No sos peronacho, Gómez. Convencete. Sos un pequeñoburgués vicioso que, alzado, coquetea con el lumpenaje.

Que Lía no tuviera miedo alguno cuando nos perdíamos en esos barrios donde la ciudad se hace campo y, en cambio, cuando yo me mezclaba en una manifestación, se alarmase por mí me conquistaba el corazón.

No es lo mismo, se empecinaba ella. No es lo mismo.

Una vez me hartó:

Lo que pasa, le dije, es que a vos te intimida el pueblo, te da asco porque te considerás muy fina. En vez de judía, la vas de centroeuropea, que es más distinguido. Qué silogismo tilingo el tuyo: para que nuestra mediocre realidad nacional tenga un poco de charme, precisás creer que Perón es Hitler. Igual que los contreras que son todos medio pelo.

Me vas a negar que Perón está con los nazis, Gómez. Sabés la cantidad de carniceros a que dio asilo. Pero claro, como a vos te calienta la negrada no se puede discutir el asunto. Enseguida te ofendés. Lo que a mí me jode no es el pueblo sino el populacho. Y en cuanto a vos, vas a tomar conciencia el día que te rompan algo más que el ojete.

Después de esas discusiones no nos veíamos por unos días. Pero al fin, uno de los dos daba el brazo a torcer. La reconciliación la festejábamos con unos claritos en una confitería, un puchero de gallina en un bodegón y, después, alcoholizados, nos íbamos a escuchar a Trenet o la Piaf en su departamento hasta el amanecer. Era el momento de confesarnos la añoranza: yo en un cine viendo un melodrama, y ella, a la misma hora, leyendo un libro. Un fotograma para mí, una página para ella, delataban lo caprichoso de nuestros distanciamientos. Más de una vez comprobábamos que yo había estado en el cine pensando en ella al mismo tiempo que ella se acordaba de mí al leer ese libro.

A menudo me preguntaba qué iba a pasar cuando uno de nosotros encontrara el amor de su vida. No hay un amor, me decía ella. Hay muchos, infinitos. Distintos y complementarios.

Todos esos amores son el amor. Cuando hay uno solo, eso es posesión, Gómez, me decía. O ahora me vas a reinvindicar la propiedad privada.

No importa cuántos abriles tenía yo en ese abril. La ansiedad podía ser un rasgo de mi juventud, pero además estaba en el aire.

Un pibe era yo. Con mi inclinación, desde luego. O, si se prefiere, desvío.

Y el desvío siempre lleva por otro camino. El mal camino, como lo suelen llamar los moralistas.
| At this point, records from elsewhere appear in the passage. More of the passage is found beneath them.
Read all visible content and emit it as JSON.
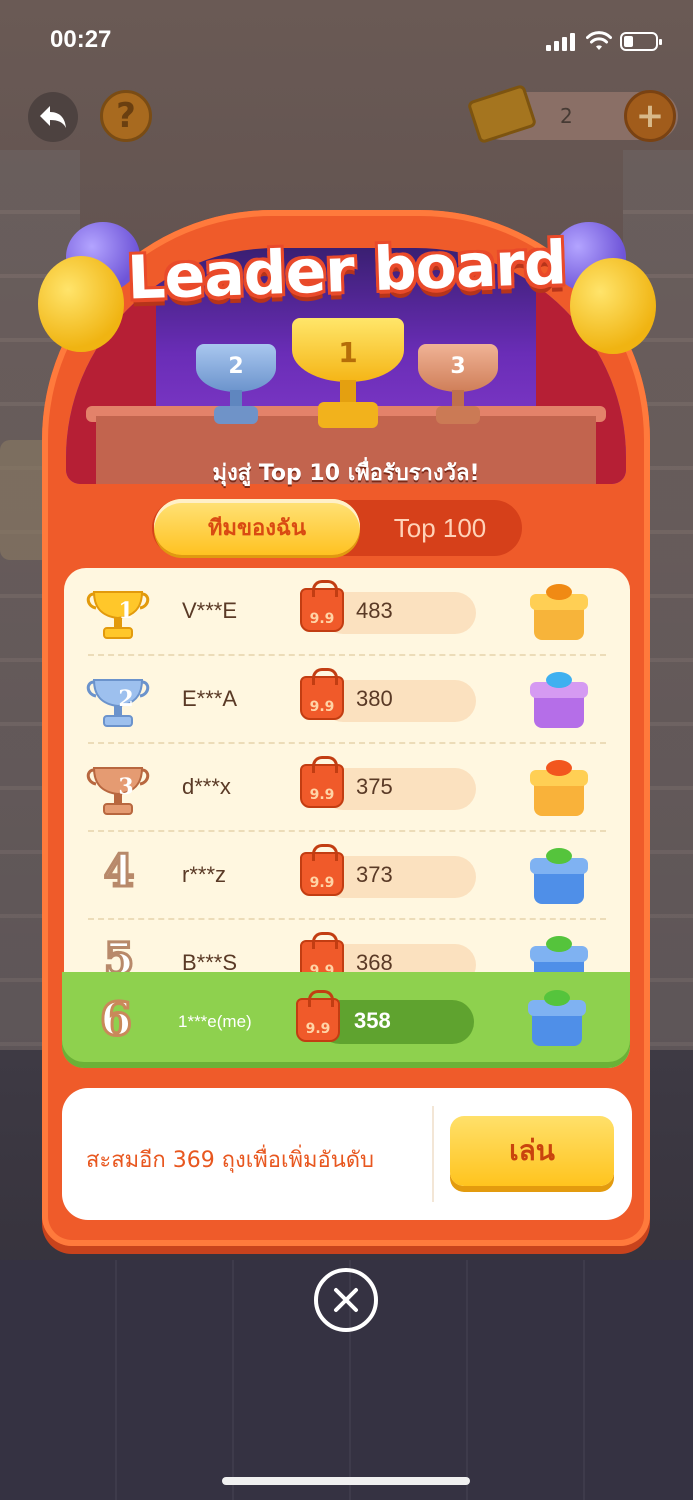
{
  "status_bar": {
    "time": "00:27"
  },
  "top_bar": {
    "help_label": "?",
    "tickets": "2",
    "add_label": "+"
  },
  "board": {
    "title": "Leader board",
    "subtitle": "มุ่งสู่ Top 10 เพื่อรับรางวัล!",
    "trophies": [
      {
        "rank": "2"
      },
      {
        "rank": "1"
      },
      {
        "rank": "3"
      }
    ]
  },
  "tabs": [
    {
      "label": "ทีมของฉัน",
      "active": true
    },
    {
      "label": "Top 100",
      "active": false
    }
  ],
  "bag_label": "9.9",
  "rows": [
    {
      "rank": "1",
      "name": "V***E",
      "score": "483",
      "gift_color": "#f6a21a"
    },
    {
      "rank": "2",
      "name": "E***A",
      "score": "380",
      "gift_color": "#4fb6f0"
    },
    {
      "rank": "3",
      "name": "d***x",
      "score": "375",
      "gift_color": "#f26a1e"
    },
    {
      "rank": "4",
      "name": "r***z",
      "score": "373",
      "gift_color": "#55c43c"
    },
    {
      "rank": "5",
      "name": "B***S",
      "score": "368",
      "gift_color": "#55c43c"
    }
  ],
  "me": {
    "rank": "6",
    "name": "1***e(me)",
    "score": "358"
  },
  "action": {
    "hint": "สะสมอีก 369 ถุงเพื่อเพิ่มอันดับ",
    "play_label": "เล่น"
  },
  "colors": {
    "panel": "#ef5b2a",
    "gold": "#ffc221",
    "silver": "#7fa6d8",
    "bronze": "#d4875e",
    "me_row": "#8ed14e"
  }
}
Mi camino, el desvío, desembocaba en las orillas, tanto las del río como las de esos barrios donde la ciudad empieza a hacerse provincia y campo. El goce podía encontrarlo yirando por los adoquinados grasientos del puerto, dejándome envolver en un aire denso de petróleo y forraje. O bien en el oeste, entre yuyales y zanjones. Tanto en unas orillas como en otras, siempre estaba aguardándome, en un azar calculado, ese goce rudo, difícil de encontrar en estado puro bajo las luces del centro.

Ese abril, el verano se resistía a levantarse de las calles. Y yo había decidido no esperar más nada del amor. Cuando empezaba a anochecer, la oscuridad me sorprendía buscando miradas por 25 de Mayo, el Bajo, los alrededores del Parque Japonés, los docks. Abandonado por la ternura de un amorcito, intentaba resarcirme con un consuelo momentáneo en esas calles de vicio, en esos anocheceres turbios, con el pecho latiendo con la desesperación.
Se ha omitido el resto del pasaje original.